I really only get a chance to fish the mornings any more so I try and go when I can. I would have loved to go one afternoon but just could squeeze it in my schedule. 
First place I checked out had a solid fish pushing a small wake in about 12" of water. I flipped a fly out to him and he slammed it on the second strip. I had the line pinched in my finger and he actually burnt the skin off my finger. Man it hurt. He was real solid fish and he got me way down in my backing. 
Snapped a quick picture and went on fishing. 









The bottom fell out of the sky and I worked my way back to the ramp. On the way back I came across several fish that had the tops of their heads and tails out of the water. They were working this grass and it was quite the show watching these fish chase bait in more grass than water. I couldn't get close enough to cast cause the mud was so soft. I had a shot at one and blew it. I draped my fly line right across his back. Took a few pictures of some tailers and called it a day.

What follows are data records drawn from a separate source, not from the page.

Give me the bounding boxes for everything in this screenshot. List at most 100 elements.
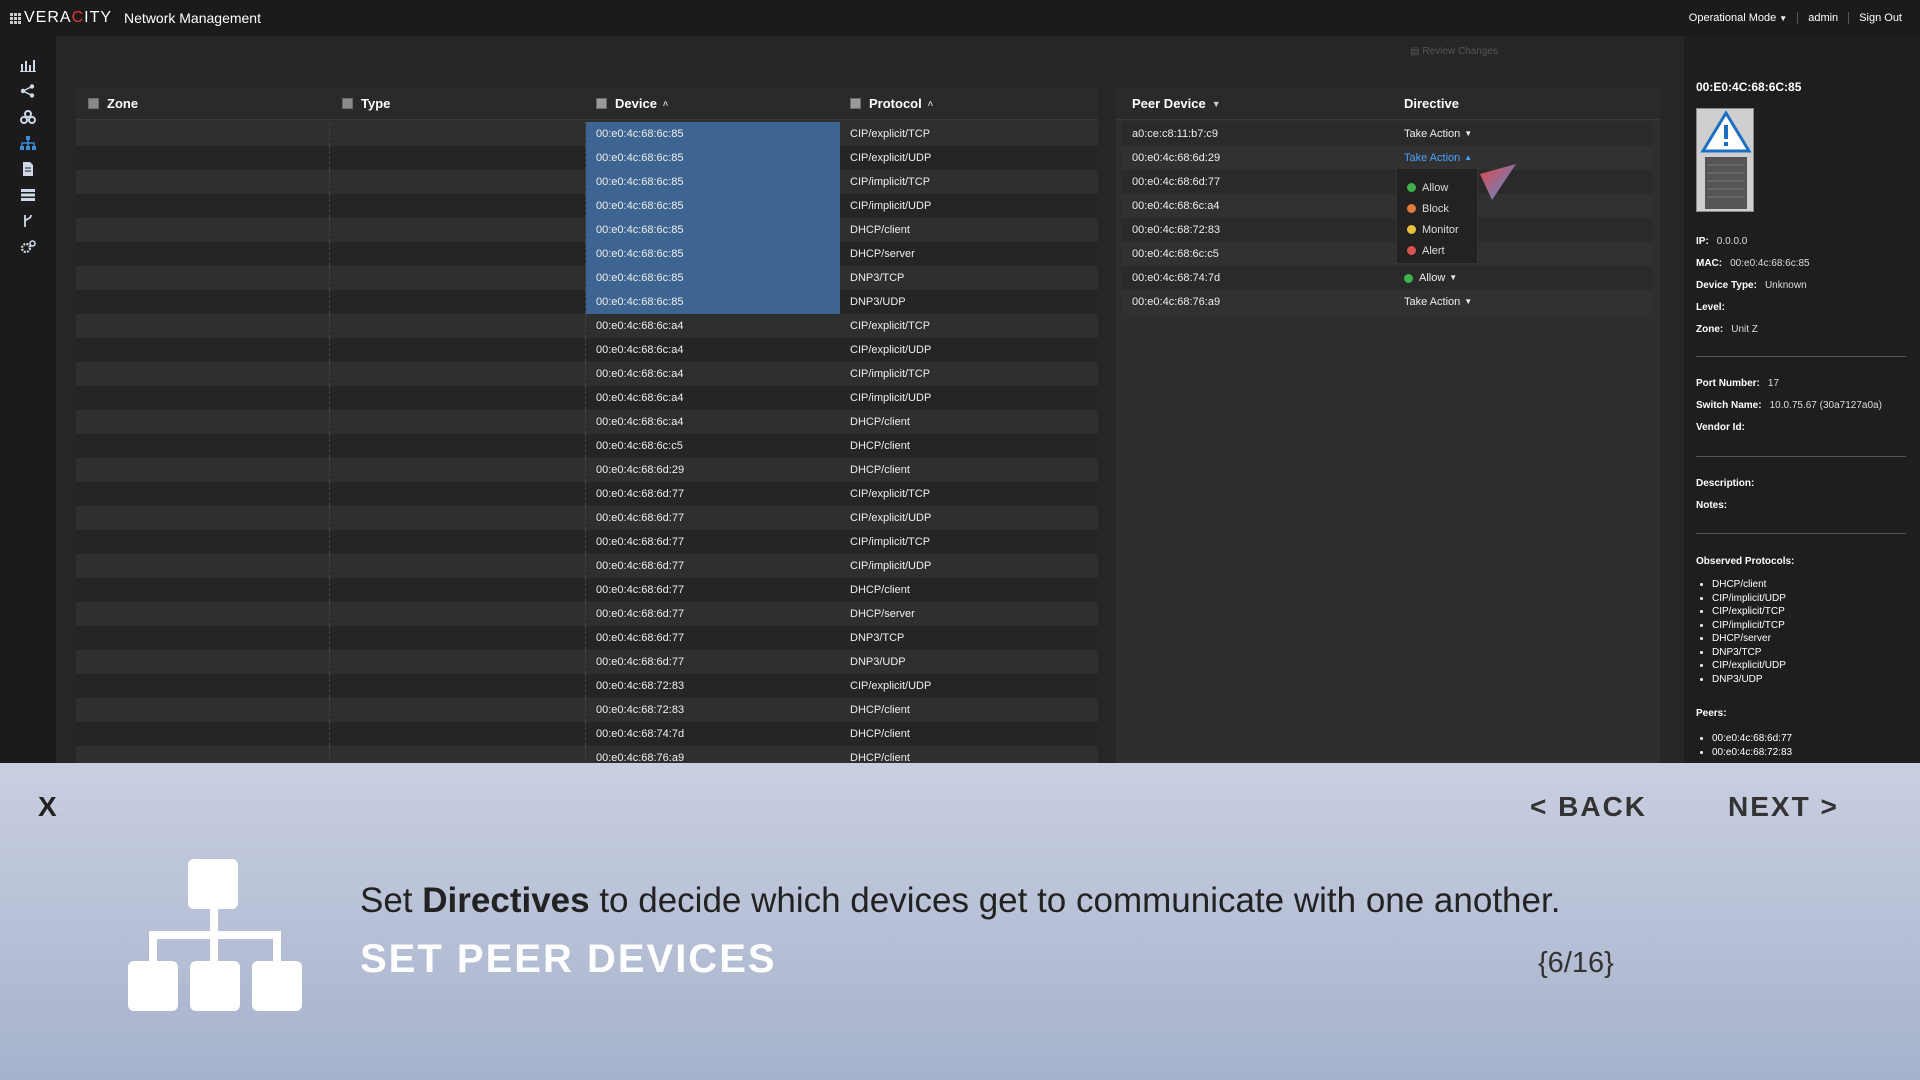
table-row[interactable]: 00:e0:4c:68:6c:a4 CIP/implicit/TCP <box>76 362 1098 386</box>
share-icon[interactable] <box>20 84 36 98</box>
device-cell[interactable]: 00:e0:4c:68:74:7d <box>586 722 840 746</box>
device-cell[interactable]: 00:e0:4c:68:6c:a4 <box>586 410 840 434</box>
device-cell[interactable]: 00:e0:4c:68:6c:a4 <box>586 386 840 410</box>
menu-item-block[interactable]: Block <box>1397 198 1477 219</box>
device-cell[interactable]: 00:e0:4c:68:6d:77 <box>586 554 840 578</box>
table-row[interactable]: 00:e0:4c:68:6d:77 CIP/explicit/TCP <box>76 482 1098 506</box>
peer-row[interactable]: 00:e0:4c:68:74:7d Allow ▼ <box>1122 266 1652 290</box>
table-row[interactable]: 00:e0:4c:68:6c:a4 CIP/implicit/UDP <box>76 386 1098 410</box>
table-row[interactable]: 00:e0:4c:68:6c:85 CIP/implicit/UDP <box>76 194 1098 218</box>
device-cell[interactable]: 00:e0:4c:68:6c:85 <box>586 218 840 242</box>
network-icon[interactable] <box>20 136 36 150</box>
peer-list-item[interactable]: 00:e0:4c:68:72:83 <box>1712 746 1792 760</box>
type-column-header[interactable]: Type <box>342 96 390 111</box>
fork-icon[interactable] <box>20 214 36 228</box>
protocol-column-header[interactable]: Protocol ˄ <box>850 96 933 111</box>
table-row[interactable]: 00:e0:4c:68:6d:29 DHCP/client <box>76 458 1098 482</box>
device-cell[interactable]: 00:e0:4c:68:6d:77 <box>586 578 840 602</box>
settings-icon[interactable] <box>20 240 36 254</box>
device-cell[interactable]: 00:e0:4c:68:6c:a4 <box>586 338 840 362</box>
table-row[interactable]: 00:e0:4c:68:6d:77 DNP3/TCP <box>76 626 1098 650</box>
peer-row[interactable]: 00:e0:4c:68:72:83 <box>1122 218 1652 242</box>
peer-row[interactable]: 00:e0:4c:68:6d:77 <box>1122 170 1652 194</box>
peer-row[interactable]: 00:e0:4c:68:76:a9 Take Action ▼ <box>1122 290 1652 314</box>
directive-dropdown[interactable]: Take Action ▼ <box>1404 122 1472 146</box>
device-cell[interactable]: 00:e0:4c:68:6c:85 <box>586 266 840 290</box>
device-column-header[interactable]: Device ˄ <box>596 96 668 111</box>
operational-mode-dropdown[interactable]: Operational Mode ▼ <box>1679 12 1799 24</box>
device-cell[interactable]: 00:e0:4c:68:6d:77 <box>586 482 840 506</box>
table-row[interactable]: 00:e0:4c:68:6c:a4 CIP/explicit/TCP <box>76 314 1098 338</box>
device-cell[interactable]: 00:e0:4c:68:6c:85 <box>586 194 840 218</box>
table-row[interactable]: 00:e0:4c:68:6d:77 DHCP/server <box>76 602 1098 626</box>
sort-asc-icon[interactable]: ˄ <box>928 99 933 109</box>
menu-item-alert[interactable]: Alert <box>1397 240 1477 261</box>
menu-item-allow[interactable]: Allow <box>1397 177 1477 198</box>
table-row[interactable]: 00:e0:4c:68:6d:77 DHCP/client <box>76 578 1098 602</box>
table-row[interactable]: 00:e0:4c:68:6d:77 CIP/implicit/TCP <box>76 530 1098 554</box>
protocol-checkbox[interactable] <box>850 98 861 109</box>
menu-item-monitor[interactable]: Monitor <box>1397 219 1477 240</box>
device-cell[interactable]: 00:e0:4c:68:6d:77 <box>586 650 840 674</box>
table-row[interactable]: 00:e0:4c:68:6c:c5 DHCP/client <box>76 434 1098 458</box>
chevron-down-icon[interactable]: ▼ <box>1212 99 1221 109</box>
device-cell[interactable]: 00:e0:4c:68:6d:29 <box>586 458 840 482</box>
device-checkbox[interactable] <box>596 98 607 109</box>
type-checkbox[interactable] <box>342 98 353 109</box>
zone-checkbox[interactable] <box>88 98 99 109</box>
table-row[interactable]: 00:e0:4c:68:74:7d DHCP/client <box>76 722 1098 746</box>
directive-dropdown[interactable]: Take Action ▲ <box>1404 146 1472 170</box>
table-row[interactable]: 00:e0:4c:68:6c:85 DNP3/TCP <box>76 266 1098 290</box>
device-cell[interactable]: 00:e0:4c:68:6d:77 <box>586 602 840 626</box>
zone-column-header[interactable]: Zone <box>88 96 138 111</box>
table-row[interactable]: 00:e0:4c:68:72:83 CIP/explicit/UDP <box>76 674 1098 698</box>
biohazard-icon[interactable] <box>20 110 36 124</box>
directive-dropdown[interactable]: Take Action ▼ <box>1404 290 1472 314</box>
device-cell[interactable]: 00:e0:4c:68:6c:85 <box>586 242 840 266</box>
peer-row[interactable]: 00:e0:4c:68:6d:29 Take Action ▲ <box>1122 146 1652 170</box>
sort-asc-icon[interactable]: ˄ <box>663 99 668 109</box>
peer-device-column-header[interactable]: Peer Device ▼ <box>1132 96 1221 111</box>
table-row[interactable]: 00:e0:4c:68:6c:85 CIP/explicit/UDP <box>76 146 1098 170</box>
table-row[interactable]: 00:e0:4c:68:6c:85 DHCP/server <box>76 242 1098 266</box>
peer-row[interactable]: 00:e0:4c:68:6c:c5 <box>1122 242 1652 266</box>
chart-icon[interactable] <box>20 58 36 72</box>
table-row[interactable]: 00:e0:4c:68:6c:a4 DHCP/client <box>76 410 1098 434</box>
device-cell[interactable]: 00:e0:4c:68:6d:77 <box>586 530 840 554</box>
peer-row[interactable]: a0:ce:c8:11:b7:c9 Take Action ▼ <box>1122 122 1652 146</box>
peer-row[interactable]: 00:e0:4c:68:6c:a4 <box>1122 194 1652 218</box>
table-row[interactable]: 00:e0:4c:68:6c:85 CIP/implicit/TCP <box>76 170 1098 194</box>
document-icon[interactable] <box>20 162 36 176</box>
table-row[interactable]: 00:e0:4c:68:6d:77 DNP3/UDP <box>76 650 1098 674</box>
peer-list-item[interactable]: 00:e0:4c:68:6d:77 <box>1712 732 1792 746</box>
device-cell[interactable]: 00:e0:4c:68:6c:c5 <box>586 434 840 458</box>
device-cell[interactable]: 00:e0:4c:68:6d:77 <box>586 506 840 530</box>
review-changes-button[interactable]: ▤ Review Changes <box>1410 46 1498 57</box>
table-row[interactable]: 00:e0:4c:68:6c:85 DHCP/client <box>76 218 1098 242</box>
device-cell[interactable]: 00:e0:4c:68:6c:85 <box>586 146 840 170</box>
back-button[interactable]: < BACK <box>1530 791 1647 823</box>
table-row[interactable]: 00:e0:4c:68:6d:77 CIP/explicit/UDP <box>76 506 1098 530</box>
device-cell[interactable]: 00:e0:4c:68:6c:a4 <box>586 362 840 386</box>
device-cell[interactable]: 00:e0:4c:68:6d:77 <box>586 626 840 650</box>
device-cell[interactable]: 00:e0:4c:68:72:83 <box>586 674 840 698</box>
table-row[interactable]: 00:e0:4c:68:6c:a4 CIP/explicit/UDP <box>76 338 1098 362</box>
close-tour-button[interactable]: X <box>38 791 57 823</box>
type-cell <box>330 650 586 674</box>
table-row[interactable]: 00:e0:4c:68:6c:85 CIP/explicit/TCP <box>76 122 1098 146</box>
list-icon[interactable] <box>20 188 36 202</box>
user-menu[interactable]: admin <box>1798 12 1850 24</box>
device-cell[interactable]: 00:e0:4c:68:6c:85 <box>586 122 840 146</box>
sign-out-link[interactable]: Sign Out <box>1849 12 1912 24</box>
device-cell[interactable]: 00:e0:4c:68:6c:85 <box>586 290 840 314</box>
device-cell[interactable]: 00:e0:4c:68:6c:a4 <box>586 314 840 338</box>
table-row[interactable]: 00:e0:4c:68:6c:85 DNP3/UDP <box>76 290 1098 314</box>
veracity-logo[interactable]: VERA C ITY <box>10 9 112 27</box>
device-cell[interactable]: 00:e0:4c:68:72:83 <box>586 698 840 722</box>
table-row[interactable]: 00:e0:4c:68:6d:77 CIP/implicit/UDP <box>76 554 1098 578</box>
directive-dropdown-menu: Allow Block Monitor Alert <box>1396 168 1478 264</box>
device-cell[interactable]: 00:e0:4c:68:6c:85 <box>586 170 840 194</box>
directive-dropdown[interactable]: Allow ▼ <box>1404 266 1457 290</box>
next-button[interactable]: NEXT > <box>1728 791 1839 823</box>
table-row[interactable]: 00:e0:4c:68:72:83 DHCP/client <box>76 698 1098 722</box>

I am gonna try and fish one day after work. The tide and weather is gonna have them chewing!


----------



## Jeffbro999#2 (Feb 17, 2014)

Those are some excellent pics, very cool.


----------



## Bodupp (Oct 3, 2007)

Nice red on the fly! :thumbsup:


----------



## ThaFish (Feb 27, 2013)

Great looking fish! Also, I have that exact same 9' 9WT Lefty Kreh TFO. It's my favorite rod for reds!


----------



## testoner (Oct 18, 2014)

Last night I went out for about an hour leading up to sunset. As I was walking the shore to my wade in point, I flushed a couple of 20+ Red Fish in inches of water (about 4 inches) up in the weeds; I'm talking right on the shoreline. My best guess is they were after crabs as I saw tons of small blue crabs along the shore in the grass. There was so much floating grass and junk that I couldn't get a good cast when they came back in about a half an hour later. I'll be after them this weekend!


----------